L’homme m’examina d’un regard acerbe. Il prit enfin la parole avec un rictus malfaisant sur le visage.

— Qui es-tu ? Et que fais-tu sur mon île ?

Je savais très bien qu’il ne valait mieux pas l’énerver en répondant sur le même ton agressif qu’il venait de prendre. Je mis enfin mes mains en l’air et lui expliquai :

— Excusez-moi monsieur, mais notre école, ou plutôt le bateau de mon capitaine a coulé aujourd’hui. Il s’est fait assiéger par des Luminas… Seulement moi et quatre autres de mes camarades ont pu survivre à cette attaque…

Il parut étonné de mon récit. Pour vérifier mes dires, il me demanda :

— Donc si j’ai bien compris, pour fuir les Luminas, vous vous êtes réfugiés sur cette île ?

— Oui, grâce aux chaloupes du navire, ou plutôt, à la chaloupe.

Il baissa son arme doucement en émettant des propos inaudibles. Il reprit soudainement :

— Mais comment avez-vous fait pour survivre à une attaque de la sorte ? Chaque homme qui rencontre une de ces créatures ne revient jamais !

— Nous l’avons fait, dis-je en me rapprochant. Nous même sommes très étonnés de notre exploit. Mais en arrivant sur cette île, nous avons rencontré ce fichu loup, et pour sauver mes amis, je l’ai attiré loin d’eux… J’ai perdu leurs traces.

Tandis que je m’attristais de la disparition de mes amis, le vieil homme, lui, paraissait déjà plus agréable et détendu, ce qui ne m’empêchait pas de rester méfiant. Il se rapprocha, lui aussi, dans ma direction.

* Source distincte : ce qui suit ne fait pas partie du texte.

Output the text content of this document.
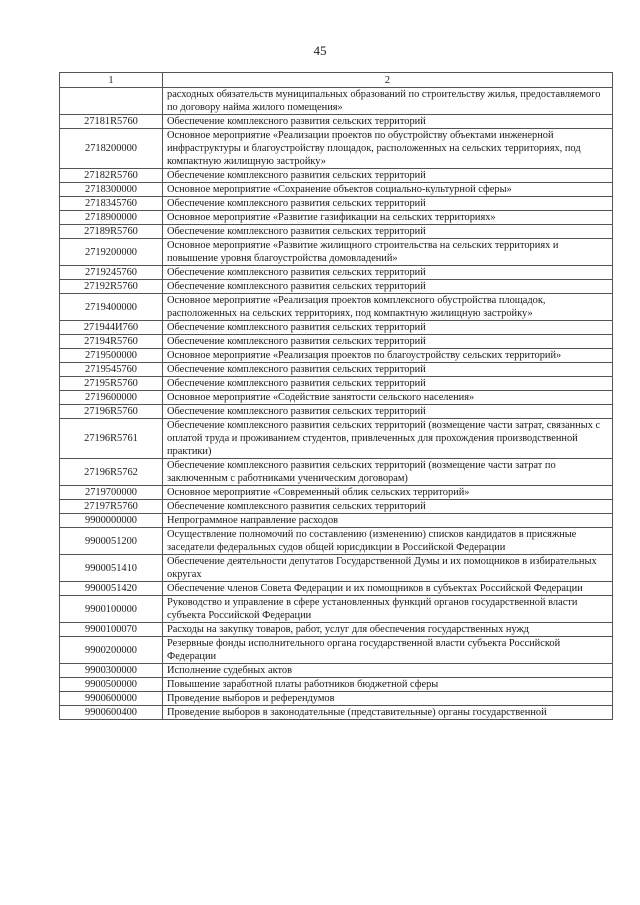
45
1	2
	расходных обязательств муниципальных образований по строительству жилья, предоставляемого по договору найма жилого помещения»
27181R5760	Обеспечение комплексного развития сельских территорий
2718200000	Основное мероприятие «Реализации проектов по обустройству объектами инженерной инфраструктуры и благоустройству площадок, расположенных на сельских территориях, под компактную жилищную застройку»
27182R5760	Обеспечение комплексного развития сельских территорий
2718300000	Основное мероприятие «Сохранение объектов социально-культурной сферы»
2718345760	Обеспечение комплексного развития сельских территорий
2718900000	Основное мероприятие «Развитие газификации на сельских территориях»
27189R5760	Обеспечение комплексного развития сельских территорий
2719200000	Основное мероприятие «Развитие жилищного строительства на сельских территориях и повышение уровня благоустройства домовладений»
2719245760	Обеспечение комплексного развития сельских территорий
27192R5760	Обеспечение комплексного развития сельских территорий
2719400000	Основное мероприятие «Реализация проектов комплексного обустройства площадок, расположенных на сельских территориях, под компактную жилищную застройку»
271944И760	Обеспечение комплексного развития сельских территорий
27194R5760	Обеспечение комплексного развития сельских территорий
2719500000	Основное мероприятие «Реализация проектов по благоустройству сельских территорий»
2719545760	Обеспечение комплексного развития сельских территорий
27195R5760	Обеспечение комплексного развития сельских территорий
2719600000	Основное мероприятие «Содействие занятости сельского населения»
27196R5760	Обеспечение комплексного развития сельских территорий
27196R5761	Обеспечение комплексного развития сельских территорий (возмещение части затрат, связанных с оплатой труда и проживанием студентов, привлеченных для прохождения производственной практики)
27196R5762	Обеспечение комплексного развития сельских территорий (возмещение части затрат по заключенным с работниками ученическим договорам)
2719700000	Основное мероприятие «Современный облик сельских территорий»
27197R5760	Обеспечение комплексного развития сельских территорий
9900000000	Непрограммное направление расходов
9900051200	Осуществление полномочий по составлению (изменению) списков кандидатов в присяжные заседатели федеральных судов общей юрисдикции в Российской Федерации
9900051410	Обеспечение деятельности депутатов Государственной Думы и их помощников в избирательных округах
9900051420	Обеспечение членов Совета Федерации и их помощников в субъектах Российской Федерации
9900100000	Руководство и управление в сфере установленных функций органов государственной власти субъекта Российской Федерации
9900100070	Расходы на закупку товаров, работ, услуг для обеспечения государственных нужд
9900200000	Резервные фонды исполнительного органа государственной власти субъекта Российской Федерации
9900300000	Исполнение судебных актов
9900500000	Повышение заработной платы работников бюджетной сферы
9900600000	Проведение выборов и референдумов
9900600400	Проведение выборов в законодательные (представительные) органы государственной
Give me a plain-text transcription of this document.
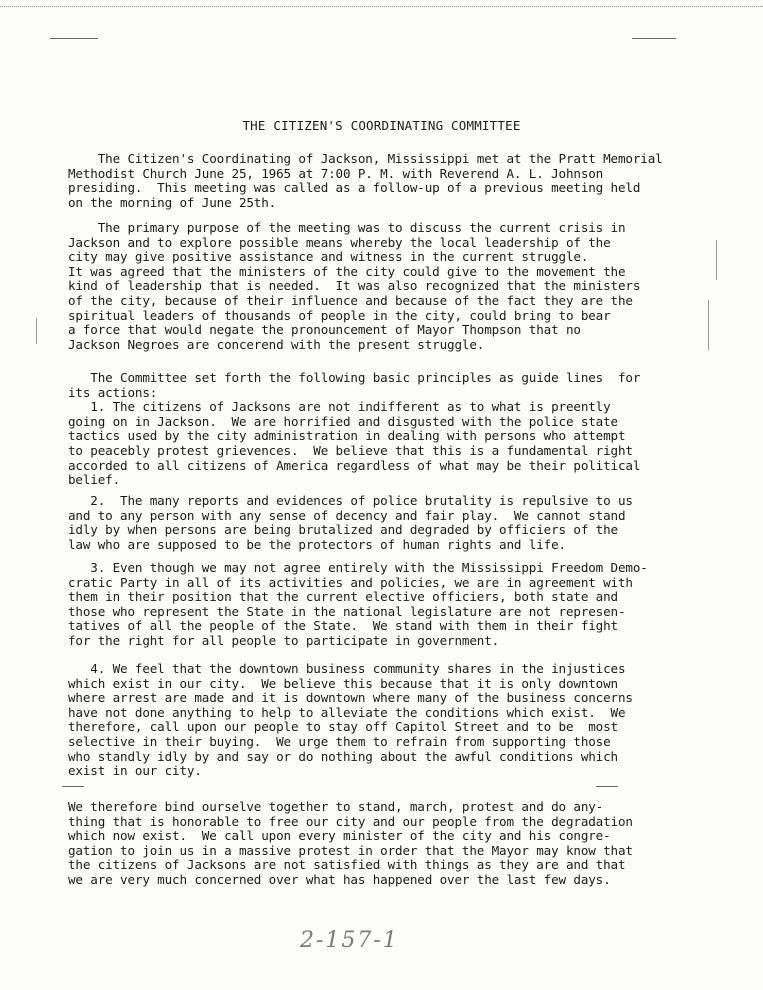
THE CITIZEN'S COORDINATING COMMITTEE
The Citizen's Coordinating of Jackson, Mississippi met at the Pratt Memorial
Methodist Church June 25, 1965 at 7:00 P. M. with Reverend A. L. Johnson
presiding.  This meeting was called as a follow-up of a previous meeting held
on the morning of June 25th.
The primary purpose of the meeting was to discuss the current crisis in
Jackson and to explore possible means whereby the local leadership of the
city may give positive assistance and witness in the current struggle.
It was agreed that the ministers of the city could give to the movement the
kind of leadership that is needed.  It was also recognized that the ministers
of the city, because of their influence and because of the fact they are the
spiritual leaders of thousands of people in the city, could bring to bear
a force that would negate the pronouncement of Mayor Thompson that no
Jackson Negroes are concerend with the present struggle.
The Committee set forth the following basic principles as guide lines  for
its actions:
1. The citizens of Jacksons are not indifferent as to what is preently
going on in Jackson.  We are horrified and disgusted with the police state
tactics used by the city administration in dealing with persons who attempt
to peacebly protest grievences.  We believe that this is a fundamental right
accorded to all citizens of America regardless of what may be their political
belief.
2.  The many reports and evidences of police brutality is repulsive to us
and to any person with any sense of decency and fair play.  We cannot stand
idly by when persons are being brutalized and degraded by officiers of the
law who are supposed to be the protectors of human rights and life.
3. Even though we may not agree entirely with the Mississippi Freedom Demo-
cratic Party in all of its activities and policies, we are in agreement with
them in their position that the current elective officiers, both state and
those who represent the State in the national legislature are not represen-
tatives of all the people of the State.  We stand with them in their fight
for the right for all people to participate in government.
4. We feel that the downtown business community shares in the injustices
which exist in our city.  We believe this because that it is only downtown
where arrest are made and it is downtown where many of the business concerns
have not done anything to help to alleviate the conditions which exist.  We
therefore, call upon our people to stay off Capitol Street and to be  most
selective in their buying.  We urge them to refrain from supporting those
who standly idly by and say or do nothing about the awful conditions which
exist in our city.
We therefore bind ourselve together to stand, march, protest and do any-
thing that is honorable to free our city and our people from the degradation
which now exist.  We call upon every minister of the city and his congre-
gation to join us in a massive protest in order that the Mayor may know that
the citizens of Jacksons are not satisfied with things as they are and that
we are very much concerned over what has happened over the last few days.
2-157-1
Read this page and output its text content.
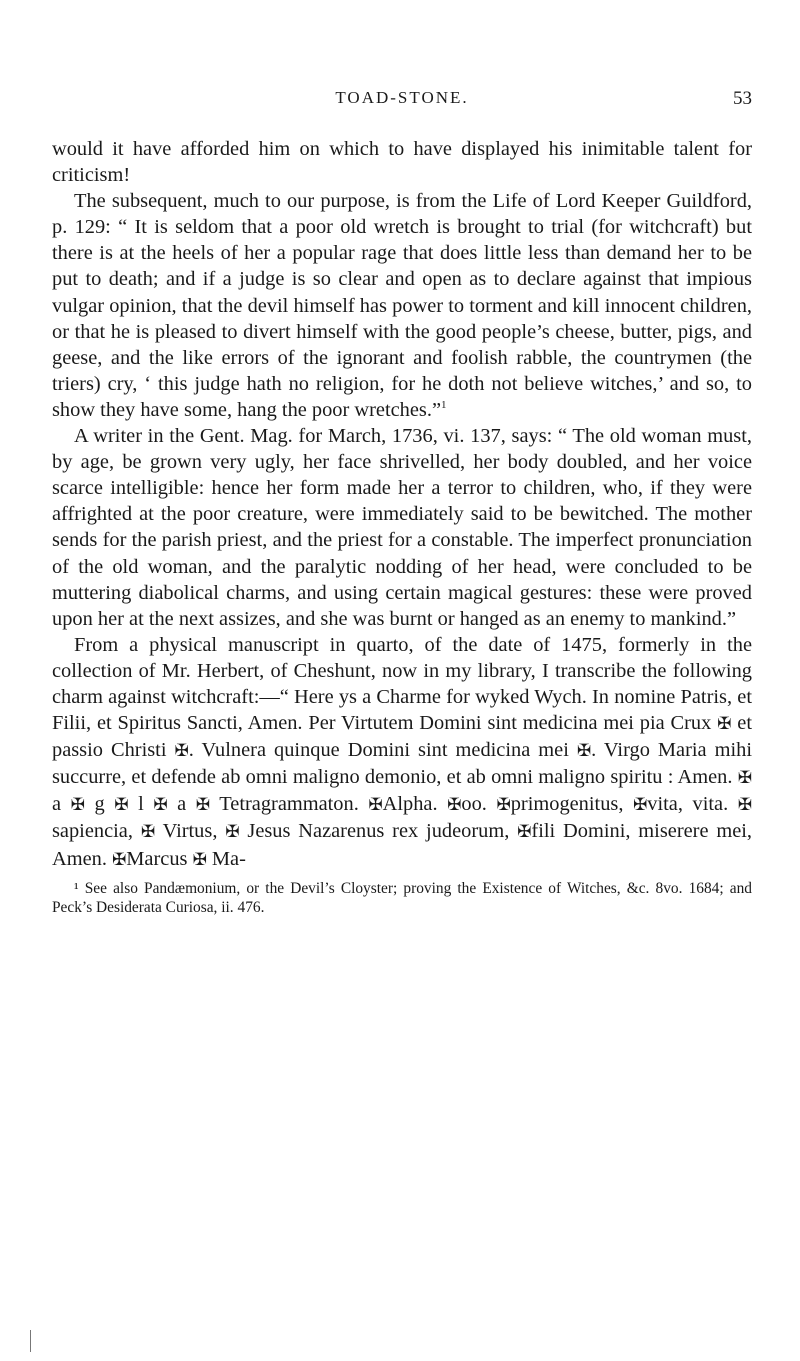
TOAD-STONE.	53

would it have afforded him on which to have displayed his inimitable talent for criticism!

The subsequent, much to our purpose, is from the Life of Lord Keeper Guildford, p. 129: “ It is seldom that a poor old wretch is brought to trial (for witchcraft) but there is at the heels of her a popular rage that does little less than demand her to be put to death; and if a judge is so clear and open as to declare against that impious vulgar opinion, that the devil himself has power to torment and kill innocent children, or that he is pleased to divert himself with the good people’s cheese, butter, pigs, and geese, and the like errors of the ignorant and foolish rabble, the countrymen (the triers) cry, ‘ this judge hath no religion, for he doth not believe witches,’ and so, to show they have some, hang the poor wretches.”$^1$

A writer in the Gent. Mag. for March, 1736, vi. 137, says: “ The old woman must, by age, be grown very ugly, her face shrivelled, her body doubled, and her voice scarce intelligible: hence her form made her a terror to children, who, if they were affrighted at the poor creature, were immediately said to be bewitched. The mother sends for the parish priest, and the priest for a constable. The imperfect pronunciation of the old woman, and the paralytic nodding of her head, were concluded to be muttering diabolical charms, and using certain magical gestures: these were proved upon her at the next assizes, and she was burnt or hanged as an enemy to mankind.”

From a physical manuscript in quarto, of the date of 1475, formerly in the collection of Mr. Herbert, of Cheshunt, now in my library, I transcribe the following charm against witchcraft:—“ Here ys a Charme for wyked Wych. In nomine Patris, et Filii, et Spiritus Sancti, Amen. Per Virtutem Domini sint medicina mei pia Crux ✠ et passio Christi ✠. Vulnera quinque Domini sint medicina mei ✠. Virgo Maria mihi succurre, et defende ab omni maligno demonio, et ab omni maligno spiritu : Amen. ✠ a ✠ g ✠ l ✠ a ✠ Tetragrammaton. ✠Alpha. ✠oo. ✠primogenitus, ✠vita, vita. ✠ sapiencia, ✠ Virtus, ✠ Jesus Nazarenus rex judeorum, ✠fili Domini, miserere mei, Amen. ✠Marcus ✠ Ma-

¹ See also Pandæmonium, or the Devil’s Cloyster; proving the Existence of Witches, &c. 8vo. 1684; and Peck’s Desiderata Curiosa, ii. 476.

— Comment t’appelles-tu jeune homme ?

— Moi, c’est Adam.

Sa tête se braqua et il parut abasourdi par mon prénom. Il récupéra aussitôt ses esprits et me dit :

— Moi, c’est Frank. Viens avec moi, je vais t’amener dans ma maison et t’expliquer certaines choses. Notamment qu’est-ce que ce gros loup faisait là, et pourquoi était-il si féroce. Nous irons chercher tes copains ensuite. Est-ce que ça te va ?

Je ne comprenais pas son attitude envers moi, peut-être que mon prénom lui avait rappelé sa jeunesse. Je ne voyais pas trop ce qu’il voulait m’expliquer. J’avais déjà vu un Luminas, alors un gros loup assoiffé de sang paraissait gentil à côté d’un poulpe géant mangeur d’homme et destructeur de bateau. Néanmoins, je le suivais, lui et son plan. J’espérais simplement qu’il puisse aider mes compagnons et moi à sortir de cet enfer diabolique.

Une question germa subitement dans mon esprit alors que nous marchions entre les arbres faiblement éclairés par la lampe torche de Frank.

— Monsieur, euh pardon… Frank. N’avez-vous jamais eu envie de quitter cette île ?

Tandis que nous avançâmes dans ces bois impénétrables, je regardai la boue incruster mes chaussures de matelot. Le froid agressait mon corps fragile. Mes mains étaient râpeuses et gelées. Seuls les bruissements des feuilles et des buissons incontrôlés nous tenaient compagnie.

— Demande-moi plutôt pourquoi je n’ai pas pu. Qui aurait envie de rester vivre vingt ans sur cette île maudite peuplée d’animaux fantastiques aux caractéristiques inconnues ?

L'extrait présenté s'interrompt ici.